Herz­zer­rei­ßend er­schei­nen die Be­mü­hun­gen des Au­tors um sei­ne Wurm­brut. Um den Feind zu iden­ti­fi­zie­ren, sam­mel­te er Lar­ven, wo sie ihm zwi­schen den Sei­ten be­geg­ne­ten, und setz­te sie in klei­ne Schach­teln. Dort be­ob­ach­te­te er ei­nen „mit jü­di­scher Über­lie­fe­rung voll­ge­stopf­ten grie­chi­schen Wurm“, füt­ter­te an­de­re mit Boe­thi­us-Frag­men­ten und Cax­t­on-Schnip­seln. Meist ver­star­ben sie schon nach we­ni­gen Wo­chen. Nur der Grie­che „gab sein Le­ben mit ex­tre­mer Ver­zö­ge­rung auf und ver­starb in­nig­lich be­trau­ert von sei­nem Hal­ter, der sich sehr auf sei­ne end­gül­ti­ge Ent­wick­lung ge­freut hät­te.“ Bes­ser ge­lingt dem For­scher ei­ne for­mi­da­ble Wurm­sta­tis­tik über Ka­li­ber und Durch­hal­te­ver­mö­gen der Wür­mer und trös­tet uns heu­ti­ge Noch-Buch­le­ser mit der Fest­stel­lung, daß mo­der­nes Pa­pier den Schäd­ling ekele.
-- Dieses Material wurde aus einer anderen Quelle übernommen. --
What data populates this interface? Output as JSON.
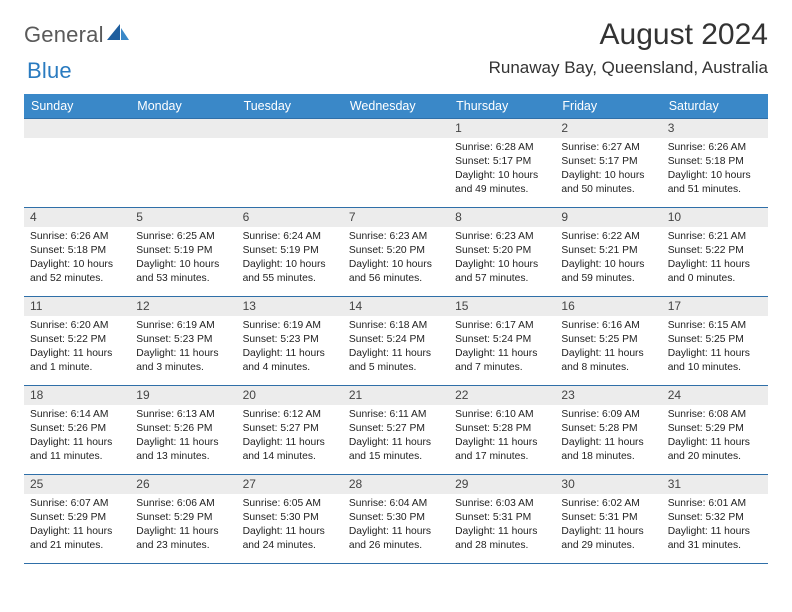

In den fol­gen­den Ka­pi­teln wen­det Blades sich dem Mensch als Schäd­ling zu. An ers­ter Stel­le nennt er die Buch­bin­der. Die Dru­cker hin­ge­gen spart er aus, nicht weil sie un­schul­dig wä­ren, son­dern weil Blades nicht als Nest­be­schmut­zer gel­ten möch­te. Da­bei hat­te er si­cher­lich auch für sei­ne Be­rufs­ge­nos­sen schon ei­ne dantesk’sche Be­stra­fung er­son­nen. Die Buch­bin­der, de­ren Un­tat die star­ke Rand­be­schnei­dung der Bü­cher sei, woll­te er am liebs­ten über de­ren ei­ge­nen Pa­pier­res­ten rösten.

Es fol­gen die Samm­ler, die Sau­ber­ma­cher und schließ­lich ei­ne Pla­ge, die wohl je­der schon er­lebt hat, die Kin­der. So­fort stimmt man Blades und mit ihm Ho­raz zu, „Gro­ßer Ekel schlägt auf den Ma­gen, wenn ein Kna­be Bü­cher mit fet­ti­gen Hän­den be­grapscht“.

Kennt­nis­reich er­läu­tert Hek­tor Haar­köt­ter zu Be­ginn Per­son und Werk Wil­liam Blades. Au­ßer die­ser 20-sei­ti­gen Ein­füh­rung nebst Bi­blio­gra­phie, er­stell­te er zu­dem ei­nen An­mer­kungs­ap­pa­rat. Das Buch sei Bü­cher­wür­mern und ih­ren Fein­den empfohlen.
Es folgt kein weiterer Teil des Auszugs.